Yurt içinden ve yurt dışından üye belediyelerin katılımıyla Konya Büyükşehir Belediyesi Çatalhüyük Tanıtım ve Karşılama Merkezi’nde düzenlenen Genel Kurul Toplantısı’nda konuşan Uluslararası Tarım Şehirleri Birliği ve Konya Büyükşehir Belediye Başkanı Uğur İbrahim Altay, insanlık tarihinin ilk tarımsal faaliyetlerinin gerçekleştirildiği Çatalhöyük’ün mirasını taşıyan topraklarda, Uluslararası Tarım Şehirleri Birliği’nin 3. Olağan Genel Kurul Toplantısı’na ev sahipliği yapmanın mutluluğunu yaşadıklarını söyledi. Başkan Altay, Çatalhöyük’te toprağa ilk tohumu atan ellerin mirasını taşıyan bu şehrin, yalnızca Türkiye’nin değil, tüm insanlığın tarımsal hafızasını içinde barındırdığını ifade etti.
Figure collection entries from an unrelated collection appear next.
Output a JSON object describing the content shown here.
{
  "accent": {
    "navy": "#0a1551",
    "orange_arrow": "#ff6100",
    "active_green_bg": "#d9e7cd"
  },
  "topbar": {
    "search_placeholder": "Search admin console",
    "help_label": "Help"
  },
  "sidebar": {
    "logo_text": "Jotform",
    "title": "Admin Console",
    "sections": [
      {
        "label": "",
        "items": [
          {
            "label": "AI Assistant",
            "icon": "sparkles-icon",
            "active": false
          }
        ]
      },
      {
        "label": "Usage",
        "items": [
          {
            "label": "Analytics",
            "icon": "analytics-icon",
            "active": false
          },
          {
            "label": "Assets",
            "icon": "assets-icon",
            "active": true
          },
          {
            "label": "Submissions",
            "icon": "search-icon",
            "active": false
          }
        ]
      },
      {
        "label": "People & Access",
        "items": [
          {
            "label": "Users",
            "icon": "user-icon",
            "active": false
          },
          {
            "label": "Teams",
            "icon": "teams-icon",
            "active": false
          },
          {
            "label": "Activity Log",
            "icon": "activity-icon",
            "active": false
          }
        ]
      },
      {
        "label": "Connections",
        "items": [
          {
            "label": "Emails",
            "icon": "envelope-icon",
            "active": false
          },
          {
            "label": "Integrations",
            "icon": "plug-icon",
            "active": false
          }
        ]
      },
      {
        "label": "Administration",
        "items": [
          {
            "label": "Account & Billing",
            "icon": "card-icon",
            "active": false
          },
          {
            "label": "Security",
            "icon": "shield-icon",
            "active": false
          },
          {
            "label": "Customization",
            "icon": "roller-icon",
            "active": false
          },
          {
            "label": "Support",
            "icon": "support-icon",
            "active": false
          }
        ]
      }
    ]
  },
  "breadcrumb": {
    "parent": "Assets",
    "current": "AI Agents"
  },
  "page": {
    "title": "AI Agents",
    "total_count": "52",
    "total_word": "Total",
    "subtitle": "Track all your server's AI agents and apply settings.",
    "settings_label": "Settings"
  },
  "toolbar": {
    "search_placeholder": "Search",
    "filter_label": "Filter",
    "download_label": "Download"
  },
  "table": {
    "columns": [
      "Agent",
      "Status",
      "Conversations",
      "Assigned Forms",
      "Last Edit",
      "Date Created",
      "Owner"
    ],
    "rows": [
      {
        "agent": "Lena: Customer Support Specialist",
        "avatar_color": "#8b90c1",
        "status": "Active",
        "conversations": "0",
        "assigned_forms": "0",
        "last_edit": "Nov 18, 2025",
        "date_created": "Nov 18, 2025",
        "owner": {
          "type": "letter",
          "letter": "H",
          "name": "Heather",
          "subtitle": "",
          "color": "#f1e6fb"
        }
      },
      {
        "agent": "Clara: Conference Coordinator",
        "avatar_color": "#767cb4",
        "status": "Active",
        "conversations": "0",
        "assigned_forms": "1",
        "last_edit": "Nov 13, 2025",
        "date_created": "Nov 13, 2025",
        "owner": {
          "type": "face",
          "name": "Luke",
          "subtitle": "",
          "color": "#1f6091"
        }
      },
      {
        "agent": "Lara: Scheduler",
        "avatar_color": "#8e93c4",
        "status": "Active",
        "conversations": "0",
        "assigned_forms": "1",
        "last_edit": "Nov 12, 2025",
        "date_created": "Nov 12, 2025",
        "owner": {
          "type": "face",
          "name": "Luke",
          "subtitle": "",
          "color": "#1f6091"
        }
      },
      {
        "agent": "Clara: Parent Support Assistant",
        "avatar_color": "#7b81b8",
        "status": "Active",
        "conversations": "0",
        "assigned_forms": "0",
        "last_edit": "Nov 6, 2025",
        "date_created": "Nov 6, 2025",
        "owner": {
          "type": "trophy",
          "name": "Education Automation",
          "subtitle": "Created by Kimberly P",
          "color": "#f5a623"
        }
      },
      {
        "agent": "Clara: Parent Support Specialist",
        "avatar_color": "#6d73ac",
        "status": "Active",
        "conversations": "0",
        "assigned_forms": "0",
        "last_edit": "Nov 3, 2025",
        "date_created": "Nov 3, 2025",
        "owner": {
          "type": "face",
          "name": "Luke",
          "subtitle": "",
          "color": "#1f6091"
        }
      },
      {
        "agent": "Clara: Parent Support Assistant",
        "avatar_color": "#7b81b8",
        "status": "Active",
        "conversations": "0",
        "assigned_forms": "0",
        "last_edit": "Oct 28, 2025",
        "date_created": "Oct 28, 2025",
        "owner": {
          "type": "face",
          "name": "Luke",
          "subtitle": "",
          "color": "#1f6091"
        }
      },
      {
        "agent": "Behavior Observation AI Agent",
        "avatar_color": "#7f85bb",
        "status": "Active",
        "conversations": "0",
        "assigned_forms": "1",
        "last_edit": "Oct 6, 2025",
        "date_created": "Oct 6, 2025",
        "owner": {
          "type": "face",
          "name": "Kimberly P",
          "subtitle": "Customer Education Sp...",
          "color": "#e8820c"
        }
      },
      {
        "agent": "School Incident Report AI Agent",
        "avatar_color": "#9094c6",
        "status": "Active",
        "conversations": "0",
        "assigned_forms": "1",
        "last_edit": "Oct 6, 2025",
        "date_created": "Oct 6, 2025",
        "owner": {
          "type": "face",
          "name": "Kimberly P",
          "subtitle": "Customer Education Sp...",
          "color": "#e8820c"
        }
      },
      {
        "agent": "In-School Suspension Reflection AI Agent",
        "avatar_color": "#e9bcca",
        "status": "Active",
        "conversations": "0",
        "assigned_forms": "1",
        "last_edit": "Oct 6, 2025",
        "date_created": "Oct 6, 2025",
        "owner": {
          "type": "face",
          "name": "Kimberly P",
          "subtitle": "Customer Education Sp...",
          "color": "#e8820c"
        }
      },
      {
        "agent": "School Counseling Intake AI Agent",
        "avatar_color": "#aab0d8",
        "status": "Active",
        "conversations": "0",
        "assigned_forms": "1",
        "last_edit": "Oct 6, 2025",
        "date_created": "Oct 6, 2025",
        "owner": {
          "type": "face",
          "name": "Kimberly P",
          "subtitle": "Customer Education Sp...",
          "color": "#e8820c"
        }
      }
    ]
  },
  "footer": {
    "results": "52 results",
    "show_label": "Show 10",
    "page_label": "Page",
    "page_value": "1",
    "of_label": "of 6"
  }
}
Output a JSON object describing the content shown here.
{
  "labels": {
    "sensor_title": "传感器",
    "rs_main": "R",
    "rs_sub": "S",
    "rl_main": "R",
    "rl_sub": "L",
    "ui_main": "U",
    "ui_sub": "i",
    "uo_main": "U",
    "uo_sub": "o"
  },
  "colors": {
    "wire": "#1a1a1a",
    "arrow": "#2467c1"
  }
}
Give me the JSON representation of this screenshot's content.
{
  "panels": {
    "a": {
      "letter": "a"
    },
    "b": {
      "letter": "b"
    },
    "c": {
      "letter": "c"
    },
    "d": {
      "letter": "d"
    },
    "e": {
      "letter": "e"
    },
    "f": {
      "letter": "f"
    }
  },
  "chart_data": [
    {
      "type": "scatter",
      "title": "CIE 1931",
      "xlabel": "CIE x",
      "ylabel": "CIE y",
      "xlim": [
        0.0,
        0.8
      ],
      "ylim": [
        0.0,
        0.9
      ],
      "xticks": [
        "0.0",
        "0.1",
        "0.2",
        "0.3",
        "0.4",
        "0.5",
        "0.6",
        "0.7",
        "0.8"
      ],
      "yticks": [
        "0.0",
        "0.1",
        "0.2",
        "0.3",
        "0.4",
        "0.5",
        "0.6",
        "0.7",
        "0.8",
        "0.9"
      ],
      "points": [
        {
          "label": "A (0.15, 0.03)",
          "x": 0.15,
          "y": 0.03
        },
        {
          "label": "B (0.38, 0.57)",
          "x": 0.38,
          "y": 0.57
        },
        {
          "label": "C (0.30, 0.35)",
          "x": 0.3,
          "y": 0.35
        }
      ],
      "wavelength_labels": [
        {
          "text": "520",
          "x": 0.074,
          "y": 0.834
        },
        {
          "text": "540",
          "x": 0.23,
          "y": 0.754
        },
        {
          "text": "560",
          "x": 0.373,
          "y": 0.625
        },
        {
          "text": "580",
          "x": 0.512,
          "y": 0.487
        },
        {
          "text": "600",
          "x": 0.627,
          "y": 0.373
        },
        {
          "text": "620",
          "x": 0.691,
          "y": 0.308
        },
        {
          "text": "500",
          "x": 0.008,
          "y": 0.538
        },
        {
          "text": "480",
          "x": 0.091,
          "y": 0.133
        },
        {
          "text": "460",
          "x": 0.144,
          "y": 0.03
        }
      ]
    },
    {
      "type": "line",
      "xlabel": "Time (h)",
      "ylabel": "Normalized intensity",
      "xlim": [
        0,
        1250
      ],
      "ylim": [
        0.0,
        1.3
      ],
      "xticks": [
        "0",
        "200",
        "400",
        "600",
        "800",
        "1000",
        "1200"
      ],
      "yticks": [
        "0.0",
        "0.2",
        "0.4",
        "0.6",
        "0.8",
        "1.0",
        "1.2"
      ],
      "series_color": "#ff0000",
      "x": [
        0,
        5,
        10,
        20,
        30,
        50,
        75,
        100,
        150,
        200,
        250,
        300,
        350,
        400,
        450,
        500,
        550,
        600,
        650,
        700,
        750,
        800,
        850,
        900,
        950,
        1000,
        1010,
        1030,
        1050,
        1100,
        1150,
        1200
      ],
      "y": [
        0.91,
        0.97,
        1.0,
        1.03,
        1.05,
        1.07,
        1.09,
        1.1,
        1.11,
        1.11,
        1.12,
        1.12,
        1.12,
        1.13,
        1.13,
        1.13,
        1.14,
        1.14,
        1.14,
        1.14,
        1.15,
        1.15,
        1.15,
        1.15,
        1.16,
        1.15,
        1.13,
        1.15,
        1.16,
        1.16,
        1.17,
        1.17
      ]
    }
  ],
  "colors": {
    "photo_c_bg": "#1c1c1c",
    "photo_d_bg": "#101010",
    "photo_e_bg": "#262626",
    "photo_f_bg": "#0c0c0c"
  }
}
"Çatalhöyük Tanıtım ve Karşılama Merkezi sayesinde Çatalhöyük artık kusursuz bir arkeolojik alan olarak anılmaya başladı"


Çatalhöyük’ün eşsiz mirasını en güzel şekilde tanıtabilmek için; Türkiye’nin en büyük ahşap konstrüksiyonlu kamu binası olan Çatalhöyük Tanıtım ve Karşılama Merkezi’ni inşa ettiklerini hatırlatan Başkan Altay, "Türkiye’nin kültürel mirasını koruma ve turizm potansiyelini artırma amacı taşıyan bu proje, ahşap mimariyle çevre dostu bir yaklaşım benimseyerek sürdürülebilir bir turizm modeline katkı sağlıyor. Bu proje, sadece Çatalhöyük’ün canlanmasına katkı sağlamakla kalmayıp aynı zamanda Konya’nın turizmine değer katacak önemli bir girişimdir. Çatalhöyük Tanıtım ve Karşılama Merkezi sayesinde Çatalhöyük artık kusursuz bir arkeolojik alan olarak anılmaya başladı" ifadelerini kullandı.



"Konya’nın üretmediği ya da üretiminin azaldığı bir durumda Türkiye’nin gıda güvenliği sorun yaşayacaktır"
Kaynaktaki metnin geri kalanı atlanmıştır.